米騒動の結果、政党政治時代への移行_原敬内閣の成立
寺内内閣の総辞職を受けて、元老院の山県有朋が西園寺公望に組閣を持ち込みますが、西園寺はこれを固辞します。誰もが火中の栗を拾うことはしたくなかったのです。
結局、立憲政友会の総裁であった原敬が首相になり、組閣しました。この原敬は、明治維新以来、初めての庶民出身の総理大臣であり、平民宰相と言われて当初は人気が非常に高かったのです。
それまでの日本の内閣は、長州閥・軍部内閣と政党内閣で政権のたらい回しをしていましたが、長州閥出身の寺内正毅の失敗で終止符が打たれてしまいます。これ以降、五・一五事件まで政党内閣が続くことになったのです。寺内正毅は、朝鮮半島の植民地化当時に、初代の朝鮮総督になったことでも有名でした。
こちらの記事もおすすめ
米騒動は初めて一揆が全国に燃え広がった事件だった
明治維新以降も農民の一揆はありましたが、それらはその地域だけの出来事に終わっており、全国的に一揆が燃え広がったのは、米騒動が初めてでした。明治維新以降の教育体制が整備(この当時には識字率は90%を越えていた)され、さらにそれに伴って新聞が全国各地で発行され、全国紙も生まれていたことが大きかったのです。地域の情報は、すぐに新聞などによって全国にひろまっていくことになりました。
現代の情報過多の時代では暴動が起こらなくなった
現代では、新聞だけでなく、雑誌などの発行も増加し、テレビの普及、さらにはインターネットなどによっていつでもさまざまな情報が手に入る時代になっています。しかし、現代では、当時のような騒動は起こらず、ネット上で炎上と言われる些細なことで批判が集まる時代になっているのです。大規模なデモも、1960,70年の第一次、第二次安保闘争以来、途絶えています。

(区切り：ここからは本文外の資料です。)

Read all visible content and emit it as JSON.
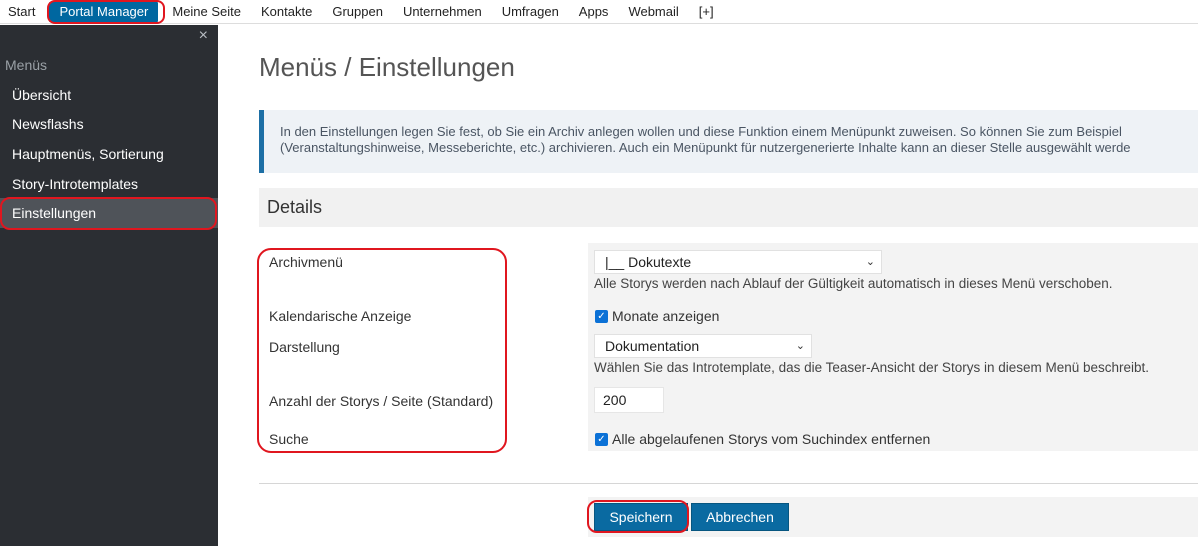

日本人の生活が豊かになり、飽食の時代を迎えているためとは言え、日本人の怒りのパワーはどこに行ってしまったのでしょう。最近になって、ようやく格差問題が盛んに言われ、貧困問題も一部マスコミで報じられている今日この頃です。でも、あまりにくだらない問題で燃え上がるネットを見ても、平和ボケが蔓延してしまっているのに驚かされますね。
豊かになって米騒動が遠くなった現代社会
米騒動は、日本の庶民生活が苦しかった時代に起こった騒動でした。1991年にも米不足による米不足騒動がありましたが、騒動というような暴動は起こっていません。豊かになって、大正時代の米騒動のような暴動は遠くなっているのが現代です。それはそれで良いことと言えますが、最近では格差問題と貧困問題も生まれています。豊かすぎる社会に馴れた私たちは、もう一度真剣にこの社会のあり方を考えなくてはいけない時代になっているのではないでしょうか。